He looks a lot smaller in the medieval woodcuts, but I knew who it was that we were looking at: Asmodeus, coalescing out of the stone in answer to Fanke’s summons. The cold came with him, concentrating around us with such suddenness and intensity that I felt the skin on my face stretch taut.
Fanke held the locket up in his right hand, on a level with the candle flame.
He brought his hands together to let the locket meet the flame. Or at least he tried to, but it didn’t come. Abbie dug her heels into nothing and strained backward against him, and although his hand trembled like a struck lightning rod, for a moment it didn’t move. His right arm was the injured one—the one where Peace had shot him—and I’d seen before that his movements with that hand and arm were stiff and jerky. Maybe that gave the desperate ghost some hint of purchase. Whatever it was, Fanke was startled: he turned to glare at her, pulled harder. His wrist spasmed once, twice, and began to move again.
But before the locket and the flame could touch, I thrust out my own hand and put my ring finger into the candle’s corona. Rafi’s hair, which was still tied there in a tight loop knot, singed and sizzled.
“Amen,” I growled, gritting my teeth against the pain so it looked like I was enjoying a private joke.

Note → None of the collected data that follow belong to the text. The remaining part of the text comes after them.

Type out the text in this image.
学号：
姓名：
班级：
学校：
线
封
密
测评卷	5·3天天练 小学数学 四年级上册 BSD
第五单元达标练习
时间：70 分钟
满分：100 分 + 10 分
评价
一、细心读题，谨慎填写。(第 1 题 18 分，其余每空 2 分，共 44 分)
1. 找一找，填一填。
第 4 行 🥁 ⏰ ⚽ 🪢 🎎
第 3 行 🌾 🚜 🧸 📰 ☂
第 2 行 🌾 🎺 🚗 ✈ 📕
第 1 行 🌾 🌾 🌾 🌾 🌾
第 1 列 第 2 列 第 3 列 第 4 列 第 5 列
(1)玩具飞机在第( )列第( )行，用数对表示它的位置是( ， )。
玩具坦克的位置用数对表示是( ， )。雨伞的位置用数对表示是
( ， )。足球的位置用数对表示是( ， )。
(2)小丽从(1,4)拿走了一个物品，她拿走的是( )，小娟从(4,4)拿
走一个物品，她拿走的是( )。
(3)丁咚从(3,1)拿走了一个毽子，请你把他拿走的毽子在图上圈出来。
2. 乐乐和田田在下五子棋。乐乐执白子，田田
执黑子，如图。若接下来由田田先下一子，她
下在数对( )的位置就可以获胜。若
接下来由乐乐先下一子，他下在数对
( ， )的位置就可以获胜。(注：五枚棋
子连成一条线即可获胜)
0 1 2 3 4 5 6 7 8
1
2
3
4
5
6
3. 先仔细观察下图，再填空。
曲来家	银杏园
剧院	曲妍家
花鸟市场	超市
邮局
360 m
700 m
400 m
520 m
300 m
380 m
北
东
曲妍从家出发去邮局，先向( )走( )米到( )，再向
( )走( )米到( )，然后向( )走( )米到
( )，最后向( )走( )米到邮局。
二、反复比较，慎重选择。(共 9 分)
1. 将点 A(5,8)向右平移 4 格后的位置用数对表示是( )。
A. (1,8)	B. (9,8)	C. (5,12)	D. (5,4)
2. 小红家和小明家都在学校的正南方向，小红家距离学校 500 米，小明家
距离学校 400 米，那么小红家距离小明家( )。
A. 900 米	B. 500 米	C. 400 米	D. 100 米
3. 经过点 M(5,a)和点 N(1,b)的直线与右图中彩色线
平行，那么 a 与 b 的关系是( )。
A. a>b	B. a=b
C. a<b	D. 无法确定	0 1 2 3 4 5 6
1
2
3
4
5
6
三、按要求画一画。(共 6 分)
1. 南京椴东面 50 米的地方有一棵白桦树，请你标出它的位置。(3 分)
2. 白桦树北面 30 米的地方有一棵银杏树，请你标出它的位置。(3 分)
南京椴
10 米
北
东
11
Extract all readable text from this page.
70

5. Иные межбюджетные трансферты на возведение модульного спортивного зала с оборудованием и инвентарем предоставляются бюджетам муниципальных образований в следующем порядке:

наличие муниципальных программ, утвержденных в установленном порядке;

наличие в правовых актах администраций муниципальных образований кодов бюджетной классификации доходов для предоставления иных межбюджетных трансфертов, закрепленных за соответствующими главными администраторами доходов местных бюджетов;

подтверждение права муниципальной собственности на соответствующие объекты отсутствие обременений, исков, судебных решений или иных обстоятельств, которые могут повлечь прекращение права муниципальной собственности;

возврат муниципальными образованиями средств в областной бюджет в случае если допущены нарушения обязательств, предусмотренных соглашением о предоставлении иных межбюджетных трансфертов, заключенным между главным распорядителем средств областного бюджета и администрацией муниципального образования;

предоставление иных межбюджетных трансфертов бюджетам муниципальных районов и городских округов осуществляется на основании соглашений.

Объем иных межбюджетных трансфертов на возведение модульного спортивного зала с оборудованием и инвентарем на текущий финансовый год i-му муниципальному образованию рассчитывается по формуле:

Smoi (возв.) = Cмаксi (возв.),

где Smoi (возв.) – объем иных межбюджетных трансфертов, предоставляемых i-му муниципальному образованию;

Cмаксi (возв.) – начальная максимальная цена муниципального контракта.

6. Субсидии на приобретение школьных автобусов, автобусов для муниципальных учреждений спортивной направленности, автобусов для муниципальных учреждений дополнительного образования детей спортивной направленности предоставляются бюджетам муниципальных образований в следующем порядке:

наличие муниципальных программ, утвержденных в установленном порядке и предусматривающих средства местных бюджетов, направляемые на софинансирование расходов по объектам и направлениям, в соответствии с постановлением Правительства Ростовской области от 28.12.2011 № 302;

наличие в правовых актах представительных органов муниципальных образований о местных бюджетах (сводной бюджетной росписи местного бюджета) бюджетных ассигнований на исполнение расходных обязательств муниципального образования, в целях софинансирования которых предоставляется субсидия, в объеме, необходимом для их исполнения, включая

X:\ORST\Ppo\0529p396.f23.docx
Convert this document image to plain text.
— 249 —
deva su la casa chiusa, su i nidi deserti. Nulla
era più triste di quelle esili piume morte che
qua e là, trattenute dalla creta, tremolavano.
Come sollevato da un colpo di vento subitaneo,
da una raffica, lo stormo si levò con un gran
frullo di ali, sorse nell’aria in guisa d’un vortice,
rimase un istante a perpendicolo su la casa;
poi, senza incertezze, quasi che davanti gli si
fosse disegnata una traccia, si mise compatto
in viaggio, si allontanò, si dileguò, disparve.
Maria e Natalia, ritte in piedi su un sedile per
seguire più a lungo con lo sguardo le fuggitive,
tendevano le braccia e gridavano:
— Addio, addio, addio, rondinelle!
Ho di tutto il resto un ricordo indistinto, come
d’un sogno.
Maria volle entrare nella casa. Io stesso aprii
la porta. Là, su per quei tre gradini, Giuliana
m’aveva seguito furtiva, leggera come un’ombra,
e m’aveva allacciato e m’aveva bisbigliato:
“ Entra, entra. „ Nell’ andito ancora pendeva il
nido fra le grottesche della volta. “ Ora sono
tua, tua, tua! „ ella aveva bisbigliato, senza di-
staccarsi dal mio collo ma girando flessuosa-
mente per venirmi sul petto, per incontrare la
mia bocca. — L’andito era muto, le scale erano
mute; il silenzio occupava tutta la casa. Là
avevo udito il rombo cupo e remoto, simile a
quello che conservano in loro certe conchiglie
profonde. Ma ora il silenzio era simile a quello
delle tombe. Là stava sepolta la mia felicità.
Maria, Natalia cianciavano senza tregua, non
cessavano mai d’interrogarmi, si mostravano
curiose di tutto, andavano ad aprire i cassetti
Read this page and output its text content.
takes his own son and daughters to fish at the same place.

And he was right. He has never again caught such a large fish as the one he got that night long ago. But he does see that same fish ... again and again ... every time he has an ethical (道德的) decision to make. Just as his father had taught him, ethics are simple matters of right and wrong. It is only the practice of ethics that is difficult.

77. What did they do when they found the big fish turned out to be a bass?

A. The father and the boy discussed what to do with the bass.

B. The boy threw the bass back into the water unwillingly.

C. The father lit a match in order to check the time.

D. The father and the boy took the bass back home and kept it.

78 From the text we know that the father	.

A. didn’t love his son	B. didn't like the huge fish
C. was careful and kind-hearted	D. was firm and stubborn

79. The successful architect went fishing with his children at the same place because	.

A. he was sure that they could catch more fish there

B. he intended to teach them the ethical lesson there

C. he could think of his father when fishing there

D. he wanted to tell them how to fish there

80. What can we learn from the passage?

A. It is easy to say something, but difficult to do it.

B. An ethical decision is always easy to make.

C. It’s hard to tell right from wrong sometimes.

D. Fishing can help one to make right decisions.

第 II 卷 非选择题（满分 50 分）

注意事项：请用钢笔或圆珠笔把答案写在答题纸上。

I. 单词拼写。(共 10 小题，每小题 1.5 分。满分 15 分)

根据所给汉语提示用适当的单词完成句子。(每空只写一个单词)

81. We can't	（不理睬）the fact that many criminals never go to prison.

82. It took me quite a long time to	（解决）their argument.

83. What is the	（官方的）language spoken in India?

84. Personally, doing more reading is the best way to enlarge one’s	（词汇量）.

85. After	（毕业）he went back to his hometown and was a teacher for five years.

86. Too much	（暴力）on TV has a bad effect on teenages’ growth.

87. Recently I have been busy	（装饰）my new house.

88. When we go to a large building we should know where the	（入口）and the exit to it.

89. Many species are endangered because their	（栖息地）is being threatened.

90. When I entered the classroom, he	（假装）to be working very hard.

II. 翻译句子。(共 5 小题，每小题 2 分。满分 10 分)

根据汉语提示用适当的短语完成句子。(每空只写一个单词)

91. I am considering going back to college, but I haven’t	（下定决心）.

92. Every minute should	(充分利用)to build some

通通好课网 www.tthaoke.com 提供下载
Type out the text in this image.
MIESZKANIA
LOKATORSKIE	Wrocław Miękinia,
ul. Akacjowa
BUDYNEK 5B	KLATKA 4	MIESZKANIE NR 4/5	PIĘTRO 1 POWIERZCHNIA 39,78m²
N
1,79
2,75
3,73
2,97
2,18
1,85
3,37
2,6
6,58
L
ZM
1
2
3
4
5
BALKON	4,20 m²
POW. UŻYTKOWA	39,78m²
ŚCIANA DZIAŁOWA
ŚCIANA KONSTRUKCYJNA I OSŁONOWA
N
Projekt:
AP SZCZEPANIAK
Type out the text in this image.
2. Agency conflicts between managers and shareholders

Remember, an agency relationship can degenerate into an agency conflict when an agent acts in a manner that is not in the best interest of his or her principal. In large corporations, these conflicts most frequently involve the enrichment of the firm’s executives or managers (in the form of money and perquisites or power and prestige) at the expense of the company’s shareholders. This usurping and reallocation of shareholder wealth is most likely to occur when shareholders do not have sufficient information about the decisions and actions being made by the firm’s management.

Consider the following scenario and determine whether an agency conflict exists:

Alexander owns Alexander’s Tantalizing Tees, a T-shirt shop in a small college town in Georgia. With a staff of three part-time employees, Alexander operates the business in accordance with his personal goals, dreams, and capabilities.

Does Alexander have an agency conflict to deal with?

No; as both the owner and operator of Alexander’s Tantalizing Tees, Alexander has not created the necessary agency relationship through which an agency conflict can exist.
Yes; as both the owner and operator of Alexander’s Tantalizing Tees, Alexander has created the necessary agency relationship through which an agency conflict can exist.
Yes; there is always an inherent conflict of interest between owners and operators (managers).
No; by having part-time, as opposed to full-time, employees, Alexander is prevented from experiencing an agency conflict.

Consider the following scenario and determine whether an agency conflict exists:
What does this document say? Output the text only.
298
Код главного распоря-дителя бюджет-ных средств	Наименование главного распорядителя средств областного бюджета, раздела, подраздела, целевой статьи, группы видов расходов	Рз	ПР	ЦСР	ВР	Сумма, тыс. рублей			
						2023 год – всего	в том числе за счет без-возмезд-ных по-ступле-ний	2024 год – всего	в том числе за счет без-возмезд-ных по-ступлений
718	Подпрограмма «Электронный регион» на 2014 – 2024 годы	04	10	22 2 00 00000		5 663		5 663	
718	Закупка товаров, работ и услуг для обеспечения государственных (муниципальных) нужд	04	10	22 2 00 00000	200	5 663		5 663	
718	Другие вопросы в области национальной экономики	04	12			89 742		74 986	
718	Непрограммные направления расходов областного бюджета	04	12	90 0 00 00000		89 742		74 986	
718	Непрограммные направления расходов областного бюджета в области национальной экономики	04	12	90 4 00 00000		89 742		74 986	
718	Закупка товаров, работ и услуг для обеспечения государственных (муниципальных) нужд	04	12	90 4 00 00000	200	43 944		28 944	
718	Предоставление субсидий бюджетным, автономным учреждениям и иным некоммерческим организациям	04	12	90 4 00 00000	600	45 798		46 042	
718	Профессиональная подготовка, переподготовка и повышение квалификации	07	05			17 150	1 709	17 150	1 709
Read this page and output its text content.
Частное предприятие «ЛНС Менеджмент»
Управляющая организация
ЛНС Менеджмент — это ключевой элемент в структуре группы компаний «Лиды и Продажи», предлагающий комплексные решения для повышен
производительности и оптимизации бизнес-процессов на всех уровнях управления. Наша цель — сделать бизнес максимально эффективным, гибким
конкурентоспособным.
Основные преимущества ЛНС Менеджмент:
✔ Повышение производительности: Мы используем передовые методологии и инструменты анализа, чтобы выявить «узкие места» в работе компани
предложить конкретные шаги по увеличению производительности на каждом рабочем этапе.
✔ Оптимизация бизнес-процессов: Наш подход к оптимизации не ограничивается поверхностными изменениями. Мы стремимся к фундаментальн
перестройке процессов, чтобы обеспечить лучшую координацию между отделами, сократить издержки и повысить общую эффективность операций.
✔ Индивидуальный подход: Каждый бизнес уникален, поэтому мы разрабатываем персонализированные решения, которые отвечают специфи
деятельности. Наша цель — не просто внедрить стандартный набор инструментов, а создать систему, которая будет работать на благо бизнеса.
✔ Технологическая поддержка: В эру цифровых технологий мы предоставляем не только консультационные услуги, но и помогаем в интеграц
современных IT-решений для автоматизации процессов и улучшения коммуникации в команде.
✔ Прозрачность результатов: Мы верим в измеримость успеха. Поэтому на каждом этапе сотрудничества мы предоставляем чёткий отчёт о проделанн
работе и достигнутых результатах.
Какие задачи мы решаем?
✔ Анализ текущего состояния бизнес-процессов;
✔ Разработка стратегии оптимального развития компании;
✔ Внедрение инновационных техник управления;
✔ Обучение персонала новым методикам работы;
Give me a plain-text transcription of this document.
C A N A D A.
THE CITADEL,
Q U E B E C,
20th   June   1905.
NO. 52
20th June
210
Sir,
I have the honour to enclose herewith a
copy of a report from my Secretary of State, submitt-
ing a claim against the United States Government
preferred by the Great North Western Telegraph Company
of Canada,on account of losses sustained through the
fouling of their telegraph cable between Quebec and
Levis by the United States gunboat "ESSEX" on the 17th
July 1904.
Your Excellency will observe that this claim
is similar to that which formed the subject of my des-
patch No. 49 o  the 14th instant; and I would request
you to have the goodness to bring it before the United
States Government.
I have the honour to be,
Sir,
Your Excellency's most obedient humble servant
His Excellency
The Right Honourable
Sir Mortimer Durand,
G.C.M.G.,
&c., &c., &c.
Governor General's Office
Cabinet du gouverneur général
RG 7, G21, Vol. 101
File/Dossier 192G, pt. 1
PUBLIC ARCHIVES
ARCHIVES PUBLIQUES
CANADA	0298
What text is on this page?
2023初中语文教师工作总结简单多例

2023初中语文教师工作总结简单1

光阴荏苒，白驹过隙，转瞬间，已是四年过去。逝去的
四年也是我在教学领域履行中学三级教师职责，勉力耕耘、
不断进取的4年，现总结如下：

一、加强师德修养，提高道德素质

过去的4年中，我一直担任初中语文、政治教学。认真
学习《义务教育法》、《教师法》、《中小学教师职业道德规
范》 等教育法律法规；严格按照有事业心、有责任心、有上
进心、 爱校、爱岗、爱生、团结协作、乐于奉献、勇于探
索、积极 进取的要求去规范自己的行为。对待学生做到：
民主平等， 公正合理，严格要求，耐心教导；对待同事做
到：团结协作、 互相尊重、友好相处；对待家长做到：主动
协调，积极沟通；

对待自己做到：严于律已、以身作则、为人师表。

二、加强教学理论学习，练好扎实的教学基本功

The piano wire tightened around my throat, and the church exploded.
Twenty-two
THE NOISE WAS LIKE NOTHING I CAN DESCRIBE. IF YOU could imagine a full brass band had packed their instruments with TNT and blown themselves to hell on the final bar of “The Floral Dance,” then you’d be off to a good start. But that was just background noise: the film canisters being ripped into red-hot gobbets that ricocheted off the walls and scythed over our heads as the ignited film spools gushed out a geyser of flame and gas that expanded too fast for them to get out of its way.
It was Asmodeus’s scream that really made the moment special.
Dennis Peace had tried to describe it to me when he told me about what had gone down at the meeting house, but he didn’t do it justice. It was as though you were hearing it through every inch of your skin, on a pitch that made your internal organs vibrate and scream in sympathy: as though you’d become a taut membrane on which broken glass was showering down, playing notes by tearing random holes in you.
I held my hand in the flame for a second or so longer, until the pain became too great to bear. Then I lurched back, which should have been the end of me—but the woman with the piano wire had lost the plot, too, slamming her hands unavailingly to her ears. The wooden chocks on either end of the wire fell free, and their weight made the wire bite a little more deeply into my throat, but the sensation was drowned out in the all-over-body migraine effect of Asmodeus’s bellowed pain and rage.